Under the TB Strategic Initiative, the Stop TB Partnership will work with national TB programs and partners in 13 countries, providing technical support through a combination of innovative approaches and best practices to remove barriers to accessing TB services, with a particular focus on key populations and vulnerable groups.

In 2016, 10.4 million people got sick with TB, an entirely preventable and curable disease. Only 6.3 million were detected and officially notified, leaving a gap of 4.1 million people who were “missed” by health systems after failing to be diagnosed, treated or reported. The result is many will die or continue to be sick and transmit the disease or, if treated with improper drugs, contribute to the growing menace of drug resistance.

The agreement is part of the TB Catalytic Investment initiative, an ambitious effort that brings together WHO, the Stop TB Partnership, the Global Fund and other implementing partners to stop the spread of TB and reach the global goal of ending TB as an epidemic by 2030.

Lucica Ditiu, Executive Director of the Stop TB Partnership, said the agreement will provide much-needed impetus to help countries begin closing gaps by finding cases of both drug-susceptible TB and drug-resistant TB.

“We have set an ambitious target of finding and treating an additional 1.5 million missing cases of TB by 2019. This agreement allows us to work shoulder-to-shoulder with the Global Fund, implementers and health partners in ensuring we reach our objective,” Dr. Ditiu said.

“Missing TB cases including drug-resistant TB are major challenges in fighting the disease, and pose a serious threat to global health security,” said Marijke Wijnroks, Interim Executive Director of the Global Fund.

The TB Catalytic Investment initiative includes US$115 million in matching funds designed to support country-led programs; a US$65 million multi-country TB investment for programs focused on migrant and cross-border issues, the mining sector, refugees, improved laboratory services, and transition to domestically funded health programs; and the US$10 million TB Strategic Initiative.
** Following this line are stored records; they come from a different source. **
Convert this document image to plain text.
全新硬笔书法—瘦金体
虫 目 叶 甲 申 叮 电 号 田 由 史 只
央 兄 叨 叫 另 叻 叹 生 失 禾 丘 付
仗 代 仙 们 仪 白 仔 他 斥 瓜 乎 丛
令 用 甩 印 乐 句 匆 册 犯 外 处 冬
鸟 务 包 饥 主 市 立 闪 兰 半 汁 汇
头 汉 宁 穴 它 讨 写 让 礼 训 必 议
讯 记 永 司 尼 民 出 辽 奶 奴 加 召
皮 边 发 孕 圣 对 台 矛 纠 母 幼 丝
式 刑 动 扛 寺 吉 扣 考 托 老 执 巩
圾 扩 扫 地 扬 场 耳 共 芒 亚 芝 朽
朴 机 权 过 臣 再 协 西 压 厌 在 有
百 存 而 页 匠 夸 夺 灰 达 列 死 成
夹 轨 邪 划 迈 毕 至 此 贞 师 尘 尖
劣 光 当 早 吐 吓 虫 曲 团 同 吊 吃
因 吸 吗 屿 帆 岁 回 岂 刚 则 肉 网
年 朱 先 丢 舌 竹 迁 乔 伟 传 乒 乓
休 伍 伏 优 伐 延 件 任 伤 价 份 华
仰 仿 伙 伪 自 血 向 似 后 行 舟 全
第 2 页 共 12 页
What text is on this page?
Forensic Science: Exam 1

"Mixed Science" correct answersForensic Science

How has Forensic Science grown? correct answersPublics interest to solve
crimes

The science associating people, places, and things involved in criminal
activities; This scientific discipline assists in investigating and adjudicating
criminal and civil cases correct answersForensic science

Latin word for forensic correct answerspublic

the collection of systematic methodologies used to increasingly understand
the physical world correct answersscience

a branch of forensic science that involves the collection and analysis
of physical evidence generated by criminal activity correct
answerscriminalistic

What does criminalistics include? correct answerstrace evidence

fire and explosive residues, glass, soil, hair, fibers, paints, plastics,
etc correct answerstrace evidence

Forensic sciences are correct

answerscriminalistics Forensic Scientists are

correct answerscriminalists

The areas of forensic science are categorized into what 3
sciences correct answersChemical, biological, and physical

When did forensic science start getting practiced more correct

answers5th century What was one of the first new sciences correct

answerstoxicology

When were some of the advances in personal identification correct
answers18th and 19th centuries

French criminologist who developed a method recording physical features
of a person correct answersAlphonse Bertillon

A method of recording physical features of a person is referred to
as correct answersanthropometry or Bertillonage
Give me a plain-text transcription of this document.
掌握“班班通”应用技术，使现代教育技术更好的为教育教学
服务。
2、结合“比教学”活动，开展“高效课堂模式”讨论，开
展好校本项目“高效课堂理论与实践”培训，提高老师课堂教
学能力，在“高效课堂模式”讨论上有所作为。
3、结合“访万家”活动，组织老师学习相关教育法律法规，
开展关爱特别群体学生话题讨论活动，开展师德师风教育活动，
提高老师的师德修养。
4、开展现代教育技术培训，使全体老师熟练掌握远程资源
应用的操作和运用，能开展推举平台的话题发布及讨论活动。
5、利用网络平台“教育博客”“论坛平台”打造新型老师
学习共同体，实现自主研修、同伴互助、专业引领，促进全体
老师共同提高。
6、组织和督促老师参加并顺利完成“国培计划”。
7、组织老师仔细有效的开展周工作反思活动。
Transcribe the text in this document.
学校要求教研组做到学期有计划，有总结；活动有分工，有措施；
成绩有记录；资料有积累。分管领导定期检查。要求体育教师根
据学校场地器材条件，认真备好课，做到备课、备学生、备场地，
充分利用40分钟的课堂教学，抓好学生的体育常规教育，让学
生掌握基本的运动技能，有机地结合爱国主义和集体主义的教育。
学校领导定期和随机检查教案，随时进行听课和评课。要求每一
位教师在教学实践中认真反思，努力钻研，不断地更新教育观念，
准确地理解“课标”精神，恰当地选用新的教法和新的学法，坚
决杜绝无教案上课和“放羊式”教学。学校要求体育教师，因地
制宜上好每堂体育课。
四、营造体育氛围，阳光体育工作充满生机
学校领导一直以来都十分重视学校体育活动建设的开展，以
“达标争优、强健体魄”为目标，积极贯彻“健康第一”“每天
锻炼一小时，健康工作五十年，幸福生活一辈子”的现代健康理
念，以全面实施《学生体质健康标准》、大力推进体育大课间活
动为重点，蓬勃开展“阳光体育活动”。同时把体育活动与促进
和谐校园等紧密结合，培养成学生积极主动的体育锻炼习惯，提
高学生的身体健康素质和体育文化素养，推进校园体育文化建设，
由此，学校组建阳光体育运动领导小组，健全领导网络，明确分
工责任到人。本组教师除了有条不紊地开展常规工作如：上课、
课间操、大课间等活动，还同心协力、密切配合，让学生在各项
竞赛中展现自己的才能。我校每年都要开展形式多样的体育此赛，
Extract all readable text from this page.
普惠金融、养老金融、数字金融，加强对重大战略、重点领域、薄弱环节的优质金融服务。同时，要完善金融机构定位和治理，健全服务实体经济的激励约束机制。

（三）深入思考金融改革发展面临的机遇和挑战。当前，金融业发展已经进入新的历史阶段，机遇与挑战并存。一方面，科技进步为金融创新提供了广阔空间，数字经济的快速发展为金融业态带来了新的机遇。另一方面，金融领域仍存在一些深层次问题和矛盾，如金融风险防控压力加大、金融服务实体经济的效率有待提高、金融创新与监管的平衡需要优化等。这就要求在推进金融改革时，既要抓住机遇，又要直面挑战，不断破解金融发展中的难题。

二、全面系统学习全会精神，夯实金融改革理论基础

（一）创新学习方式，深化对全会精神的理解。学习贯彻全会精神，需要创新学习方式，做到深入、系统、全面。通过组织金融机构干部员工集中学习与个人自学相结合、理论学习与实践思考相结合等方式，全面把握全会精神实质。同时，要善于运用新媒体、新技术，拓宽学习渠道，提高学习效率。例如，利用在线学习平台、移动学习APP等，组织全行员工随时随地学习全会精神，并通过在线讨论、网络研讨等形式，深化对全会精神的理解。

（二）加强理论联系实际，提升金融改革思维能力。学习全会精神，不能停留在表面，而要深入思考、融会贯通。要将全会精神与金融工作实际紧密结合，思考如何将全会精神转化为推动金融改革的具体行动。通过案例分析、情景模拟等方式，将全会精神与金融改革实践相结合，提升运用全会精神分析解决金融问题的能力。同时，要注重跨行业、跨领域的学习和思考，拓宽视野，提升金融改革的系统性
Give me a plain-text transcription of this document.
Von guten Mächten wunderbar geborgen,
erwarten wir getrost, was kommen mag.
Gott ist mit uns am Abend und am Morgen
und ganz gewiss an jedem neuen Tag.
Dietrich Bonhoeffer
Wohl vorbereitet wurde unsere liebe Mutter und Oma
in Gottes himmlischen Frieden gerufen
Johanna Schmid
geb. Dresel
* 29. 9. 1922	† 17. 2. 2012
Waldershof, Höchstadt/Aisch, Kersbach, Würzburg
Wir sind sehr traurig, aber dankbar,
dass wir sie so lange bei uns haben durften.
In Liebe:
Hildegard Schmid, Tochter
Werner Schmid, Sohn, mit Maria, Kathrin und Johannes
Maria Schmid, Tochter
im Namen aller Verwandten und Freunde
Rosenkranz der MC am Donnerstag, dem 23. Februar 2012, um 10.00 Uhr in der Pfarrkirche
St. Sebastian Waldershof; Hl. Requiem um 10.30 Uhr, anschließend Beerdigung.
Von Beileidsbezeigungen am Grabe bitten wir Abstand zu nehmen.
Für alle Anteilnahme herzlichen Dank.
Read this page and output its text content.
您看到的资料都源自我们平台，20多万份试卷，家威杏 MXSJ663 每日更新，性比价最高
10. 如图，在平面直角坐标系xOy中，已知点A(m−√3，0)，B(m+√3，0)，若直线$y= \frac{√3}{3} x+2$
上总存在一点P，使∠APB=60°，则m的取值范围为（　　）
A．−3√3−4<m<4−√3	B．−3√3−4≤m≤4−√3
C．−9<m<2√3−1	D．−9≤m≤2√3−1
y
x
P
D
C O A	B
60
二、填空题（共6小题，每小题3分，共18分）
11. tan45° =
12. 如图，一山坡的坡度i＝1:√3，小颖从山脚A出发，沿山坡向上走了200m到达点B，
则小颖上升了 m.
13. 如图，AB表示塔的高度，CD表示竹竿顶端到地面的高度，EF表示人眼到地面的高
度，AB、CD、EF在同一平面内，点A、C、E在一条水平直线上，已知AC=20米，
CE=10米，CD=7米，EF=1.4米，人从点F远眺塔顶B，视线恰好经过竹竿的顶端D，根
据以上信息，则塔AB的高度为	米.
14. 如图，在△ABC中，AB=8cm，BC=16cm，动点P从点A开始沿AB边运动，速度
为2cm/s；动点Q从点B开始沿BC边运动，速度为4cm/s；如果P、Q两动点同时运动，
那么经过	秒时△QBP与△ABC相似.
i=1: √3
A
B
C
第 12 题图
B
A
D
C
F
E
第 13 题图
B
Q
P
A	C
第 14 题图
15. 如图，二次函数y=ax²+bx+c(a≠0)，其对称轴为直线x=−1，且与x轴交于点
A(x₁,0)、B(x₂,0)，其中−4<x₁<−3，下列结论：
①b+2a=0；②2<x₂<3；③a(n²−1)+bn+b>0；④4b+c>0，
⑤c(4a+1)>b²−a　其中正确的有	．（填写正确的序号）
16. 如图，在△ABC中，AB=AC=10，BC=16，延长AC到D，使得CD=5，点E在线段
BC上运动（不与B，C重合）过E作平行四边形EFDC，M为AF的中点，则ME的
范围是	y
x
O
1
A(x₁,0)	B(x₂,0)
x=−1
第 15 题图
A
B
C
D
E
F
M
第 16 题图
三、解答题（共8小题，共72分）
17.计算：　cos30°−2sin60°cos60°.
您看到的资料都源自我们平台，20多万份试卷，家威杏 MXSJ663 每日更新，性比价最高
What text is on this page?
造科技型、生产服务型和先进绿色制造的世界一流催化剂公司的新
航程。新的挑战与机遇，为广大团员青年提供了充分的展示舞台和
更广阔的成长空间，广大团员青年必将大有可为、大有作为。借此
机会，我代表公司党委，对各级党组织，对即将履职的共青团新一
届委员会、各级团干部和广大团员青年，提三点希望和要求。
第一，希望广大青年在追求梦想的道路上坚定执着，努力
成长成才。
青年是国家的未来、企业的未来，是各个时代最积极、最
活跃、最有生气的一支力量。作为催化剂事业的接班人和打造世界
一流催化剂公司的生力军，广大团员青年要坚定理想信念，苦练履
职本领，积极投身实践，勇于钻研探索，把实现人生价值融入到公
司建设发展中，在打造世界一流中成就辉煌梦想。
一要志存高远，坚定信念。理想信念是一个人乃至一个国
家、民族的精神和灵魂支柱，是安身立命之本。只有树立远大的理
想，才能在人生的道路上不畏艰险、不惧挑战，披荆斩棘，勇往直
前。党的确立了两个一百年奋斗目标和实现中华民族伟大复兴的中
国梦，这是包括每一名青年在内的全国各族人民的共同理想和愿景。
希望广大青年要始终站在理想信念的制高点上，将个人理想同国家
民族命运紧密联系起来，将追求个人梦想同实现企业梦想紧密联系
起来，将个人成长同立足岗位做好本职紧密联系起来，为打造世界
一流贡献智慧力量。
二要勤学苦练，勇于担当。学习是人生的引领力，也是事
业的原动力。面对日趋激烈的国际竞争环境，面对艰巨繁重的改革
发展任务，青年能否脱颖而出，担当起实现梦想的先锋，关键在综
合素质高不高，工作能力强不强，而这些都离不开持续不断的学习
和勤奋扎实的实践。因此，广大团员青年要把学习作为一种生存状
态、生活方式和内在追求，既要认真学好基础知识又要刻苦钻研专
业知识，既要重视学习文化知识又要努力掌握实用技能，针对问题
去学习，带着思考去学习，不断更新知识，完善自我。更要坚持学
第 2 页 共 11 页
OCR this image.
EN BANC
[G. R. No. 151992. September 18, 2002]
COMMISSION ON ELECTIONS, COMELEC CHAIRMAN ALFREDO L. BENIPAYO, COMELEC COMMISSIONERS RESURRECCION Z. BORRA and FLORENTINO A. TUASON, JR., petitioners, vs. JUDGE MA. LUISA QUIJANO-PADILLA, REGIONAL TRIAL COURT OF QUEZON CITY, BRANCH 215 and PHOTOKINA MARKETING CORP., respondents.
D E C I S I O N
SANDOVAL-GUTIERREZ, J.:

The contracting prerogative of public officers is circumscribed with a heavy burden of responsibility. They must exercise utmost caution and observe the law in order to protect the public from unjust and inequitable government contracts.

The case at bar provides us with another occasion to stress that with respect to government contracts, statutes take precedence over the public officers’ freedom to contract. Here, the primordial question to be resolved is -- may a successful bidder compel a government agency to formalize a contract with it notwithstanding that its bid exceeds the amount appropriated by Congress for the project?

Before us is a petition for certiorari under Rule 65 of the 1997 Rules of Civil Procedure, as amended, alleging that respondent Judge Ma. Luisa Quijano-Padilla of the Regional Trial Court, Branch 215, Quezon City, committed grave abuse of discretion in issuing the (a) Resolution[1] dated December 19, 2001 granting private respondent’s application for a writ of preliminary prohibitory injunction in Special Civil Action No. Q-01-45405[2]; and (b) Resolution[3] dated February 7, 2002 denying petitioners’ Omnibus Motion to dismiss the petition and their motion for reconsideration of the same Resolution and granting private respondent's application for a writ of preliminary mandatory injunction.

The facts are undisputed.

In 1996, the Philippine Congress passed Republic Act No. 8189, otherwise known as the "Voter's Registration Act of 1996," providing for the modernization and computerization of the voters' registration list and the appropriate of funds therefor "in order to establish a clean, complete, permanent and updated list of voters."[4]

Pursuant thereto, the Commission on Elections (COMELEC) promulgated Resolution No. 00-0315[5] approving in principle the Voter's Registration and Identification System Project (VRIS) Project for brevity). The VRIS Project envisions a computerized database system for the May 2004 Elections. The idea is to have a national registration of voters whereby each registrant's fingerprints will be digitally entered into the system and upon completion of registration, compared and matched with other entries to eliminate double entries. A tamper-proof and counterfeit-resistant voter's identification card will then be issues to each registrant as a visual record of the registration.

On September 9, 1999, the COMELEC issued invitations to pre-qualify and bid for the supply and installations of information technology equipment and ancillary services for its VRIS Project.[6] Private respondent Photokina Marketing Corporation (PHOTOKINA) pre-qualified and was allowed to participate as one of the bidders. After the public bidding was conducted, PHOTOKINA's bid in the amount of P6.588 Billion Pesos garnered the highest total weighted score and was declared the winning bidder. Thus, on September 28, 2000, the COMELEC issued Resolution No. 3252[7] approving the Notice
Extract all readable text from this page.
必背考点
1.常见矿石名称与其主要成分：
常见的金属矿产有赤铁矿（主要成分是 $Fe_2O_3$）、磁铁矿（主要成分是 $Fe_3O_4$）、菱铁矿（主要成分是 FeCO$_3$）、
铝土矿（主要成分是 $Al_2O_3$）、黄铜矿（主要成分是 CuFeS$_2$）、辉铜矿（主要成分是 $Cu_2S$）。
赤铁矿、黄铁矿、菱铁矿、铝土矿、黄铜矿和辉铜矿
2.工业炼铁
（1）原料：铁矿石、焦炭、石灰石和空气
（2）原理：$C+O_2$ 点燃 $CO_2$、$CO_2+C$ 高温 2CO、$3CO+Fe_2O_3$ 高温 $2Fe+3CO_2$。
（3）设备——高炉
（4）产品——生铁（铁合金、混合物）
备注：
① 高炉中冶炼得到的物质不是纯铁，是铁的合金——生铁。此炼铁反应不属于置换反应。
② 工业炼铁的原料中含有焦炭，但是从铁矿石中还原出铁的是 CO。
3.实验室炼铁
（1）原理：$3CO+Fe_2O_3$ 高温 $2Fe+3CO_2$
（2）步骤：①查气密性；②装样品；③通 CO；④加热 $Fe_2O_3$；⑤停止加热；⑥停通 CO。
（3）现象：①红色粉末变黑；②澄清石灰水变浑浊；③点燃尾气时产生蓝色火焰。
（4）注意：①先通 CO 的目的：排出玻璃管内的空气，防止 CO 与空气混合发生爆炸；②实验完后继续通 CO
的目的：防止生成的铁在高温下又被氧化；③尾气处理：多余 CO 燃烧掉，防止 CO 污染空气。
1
The 13 countries that are part of the TB Catalytic Investment initiative are Bangladesh, Democratic Republic of Congo, Indonesia, Myanmar, Nigeria, Pakistan, Philippines, South Africa, Tanzania, Ukraine, Kenya, Mozambique and India.

Some key interventions of the TB Strategic Initiative include carrying out gender and legal assessments to help remove barriers to accessing TB services, developing a handbook on best practices and innovative case-finding activities, and providing technical assistance to help countries implement Global Fund-supported interventions.

Deaths from drug-resistant TB – when tuberculosis bacteria do not respond to first-line TB drugs – now account for about one-third of all antimicrobial resistance deaths worldwide. The rise of antimicrobial resistance coincides with the growth of TB. Despite steady progress since 1990, the disease killed 1.7 million people in 2016 (including 400,000 HIV-positive people), surpassing HIV as the deadliest infectious disease globally.